The “Goings After” With The Use Of The Progression
Usually the gamers while playing with the ‘’goings after” don’t think much about the time and the sum, which they want to win. Often the first stakes are done with the notes about the big winning, but after the loss the gambler only leaves to get back his money. And the opposite at all situation exists, if you leave to play with the “going after” based on the arithmetical progression. And what is the mathematical progression I think everyone should know (but for the being sure: in the arithmetical progression every next number is different from the pervious on the same number).
And you’ll ask:”How can my stakes be connected with this?!” and I’ll answer:”you can make you stakes in the system of the arithmetical progression”. I mean, for example, after your first bet your lottery should be 5$, after the second – 10$, after the third – 15$, and so on. So after each stake your winning is bigger in 5$. And what about the loss will you ask again?! And the thing is that there is no loss!!! There is no, because we’re playing the “going after” and in the best case we bet on the same event to play off our previous loss and win the sum, which you have to checking with the arithmetical progression.
This system can be described by a very easy mathematical formula:
The sum = (winning + loss)/ (coefficient-1)
The sum – is the sum of your bet on each round of the “going after” (let’s pretend N round)
The loss – your previous loss, means the loss for the N-1 round of your playing
The winning – is the winning, which you have to get on this round of the “going after”, it’s easy to count with the formula N*W, where N – the number of the “goings after”, the W – is the winning for an each round of the “going after”
Coefficient – is the coefficient on the event, which is gone after.
So what do we get while playing with this system?

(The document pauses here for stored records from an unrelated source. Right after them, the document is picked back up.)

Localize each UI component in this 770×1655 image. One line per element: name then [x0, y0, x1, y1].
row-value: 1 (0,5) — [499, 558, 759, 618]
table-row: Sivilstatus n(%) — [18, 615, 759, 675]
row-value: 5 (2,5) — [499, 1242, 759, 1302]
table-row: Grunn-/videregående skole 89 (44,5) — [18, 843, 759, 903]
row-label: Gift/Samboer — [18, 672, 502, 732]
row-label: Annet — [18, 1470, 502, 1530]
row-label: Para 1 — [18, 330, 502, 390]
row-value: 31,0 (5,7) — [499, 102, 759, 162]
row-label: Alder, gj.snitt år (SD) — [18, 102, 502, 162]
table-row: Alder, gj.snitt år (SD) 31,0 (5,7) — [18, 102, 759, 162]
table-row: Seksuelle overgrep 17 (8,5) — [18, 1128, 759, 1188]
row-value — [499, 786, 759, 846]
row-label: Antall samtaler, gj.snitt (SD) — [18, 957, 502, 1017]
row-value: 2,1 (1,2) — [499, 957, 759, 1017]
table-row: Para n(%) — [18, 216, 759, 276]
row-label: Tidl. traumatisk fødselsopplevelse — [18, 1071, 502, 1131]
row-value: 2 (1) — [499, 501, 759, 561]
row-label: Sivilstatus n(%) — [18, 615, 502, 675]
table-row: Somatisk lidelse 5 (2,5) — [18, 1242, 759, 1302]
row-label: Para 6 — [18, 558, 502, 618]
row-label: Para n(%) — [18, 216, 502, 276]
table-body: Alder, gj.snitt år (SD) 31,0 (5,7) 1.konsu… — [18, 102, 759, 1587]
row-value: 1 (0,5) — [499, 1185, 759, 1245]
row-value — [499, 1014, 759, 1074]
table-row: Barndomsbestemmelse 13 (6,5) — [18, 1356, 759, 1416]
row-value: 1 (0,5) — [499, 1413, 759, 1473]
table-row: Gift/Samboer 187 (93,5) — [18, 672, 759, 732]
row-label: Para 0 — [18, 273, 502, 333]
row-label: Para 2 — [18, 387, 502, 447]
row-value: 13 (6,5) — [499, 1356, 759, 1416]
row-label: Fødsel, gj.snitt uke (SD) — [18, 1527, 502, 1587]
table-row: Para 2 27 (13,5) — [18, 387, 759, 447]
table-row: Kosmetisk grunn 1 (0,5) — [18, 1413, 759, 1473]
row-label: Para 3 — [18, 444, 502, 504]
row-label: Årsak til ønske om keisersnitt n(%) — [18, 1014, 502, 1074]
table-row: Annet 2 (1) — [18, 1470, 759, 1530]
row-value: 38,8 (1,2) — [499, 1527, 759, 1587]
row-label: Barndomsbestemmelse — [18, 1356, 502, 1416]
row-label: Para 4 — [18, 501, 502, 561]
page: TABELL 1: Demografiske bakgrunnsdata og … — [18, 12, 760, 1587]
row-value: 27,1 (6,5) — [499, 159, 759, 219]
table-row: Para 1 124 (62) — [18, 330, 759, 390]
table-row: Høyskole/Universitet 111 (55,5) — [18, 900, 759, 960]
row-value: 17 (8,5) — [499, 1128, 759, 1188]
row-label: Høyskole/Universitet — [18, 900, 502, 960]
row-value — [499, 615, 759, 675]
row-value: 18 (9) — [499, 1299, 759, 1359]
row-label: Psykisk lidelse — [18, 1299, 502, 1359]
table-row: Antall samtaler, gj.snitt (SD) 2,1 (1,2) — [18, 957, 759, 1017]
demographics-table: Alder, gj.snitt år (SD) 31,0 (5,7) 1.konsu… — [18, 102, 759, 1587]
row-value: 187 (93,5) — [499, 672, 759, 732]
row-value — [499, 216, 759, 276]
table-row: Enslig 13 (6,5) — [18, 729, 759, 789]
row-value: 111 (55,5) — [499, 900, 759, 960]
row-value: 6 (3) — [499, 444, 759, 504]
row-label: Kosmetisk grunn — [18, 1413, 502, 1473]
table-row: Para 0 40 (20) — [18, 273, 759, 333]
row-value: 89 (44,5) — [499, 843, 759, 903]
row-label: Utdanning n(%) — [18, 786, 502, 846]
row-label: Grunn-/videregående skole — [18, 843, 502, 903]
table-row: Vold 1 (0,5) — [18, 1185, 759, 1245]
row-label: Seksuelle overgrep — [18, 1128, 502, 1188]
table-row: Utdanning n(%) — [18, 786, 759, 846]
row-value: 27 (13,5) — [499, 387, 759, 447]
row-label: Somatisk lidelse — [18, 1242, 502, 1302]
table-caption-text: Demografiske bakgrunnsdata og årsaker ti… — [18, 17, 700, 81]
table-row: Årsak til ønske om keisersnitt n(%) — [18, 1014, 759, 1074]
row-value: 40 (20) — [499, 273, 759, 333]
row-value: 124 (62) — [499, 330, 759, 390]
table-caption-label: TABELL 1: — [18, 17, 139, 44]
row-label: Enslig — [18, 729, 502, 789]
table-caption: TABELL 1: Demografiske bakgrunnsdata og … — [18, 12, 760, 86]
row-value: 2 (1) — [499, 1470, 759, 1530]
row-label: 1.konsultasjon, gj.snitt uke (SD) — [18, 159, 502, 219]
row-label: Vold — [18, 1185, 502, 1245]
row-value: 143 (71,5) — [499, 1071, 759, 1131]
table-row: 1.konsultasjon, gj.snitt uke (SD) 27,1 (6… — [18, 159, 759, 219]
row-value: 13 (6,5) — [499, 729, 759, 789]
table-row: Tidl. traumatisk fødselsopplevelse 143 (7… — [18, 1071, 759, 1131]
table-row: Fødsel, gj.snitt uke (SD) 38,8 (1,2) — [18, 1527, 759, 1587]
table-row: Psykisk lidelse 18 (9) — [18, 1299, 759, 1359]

We get the fact, that after each game of the team, which we’re “going after”, we have the certain and always similar sum of the money which we get all the time. It means, that if we “go after” the team on the total less (and only the “going after” the totals has sense), it doesn’t matter how many times the team will play more – 1 from 10 times, or 9 from 10 times, we’ll have our winning 50$ (f we want to get %$ for the match)anyway.
The only one problem is having enough money to put on the previous loss if the “going after” is long.
The best use of this strategy is using the “going after” of a few teams or even the whole championship.
Let’s pretend, we’re going after ten teams and for each team we have got 1$, it means that after the first day of the stakes we’ve got 10$ – really (if everything went on right) or potentially (if some teams didn’t play an you’ll have to “go after” them in the future).
If you choose the teams right, we’ll already have the reserve of the money for one team if the “going after” is long. In my opinion it’s one of the best systems to play the “going after”, which needs only enough money and giving not bad practical 100% winnings. But I’d like to tell you once more about the danger which exist while playing with the “going after”. If you get into the long event, which is opposite to that, which you’re “going after”, you can lose everything.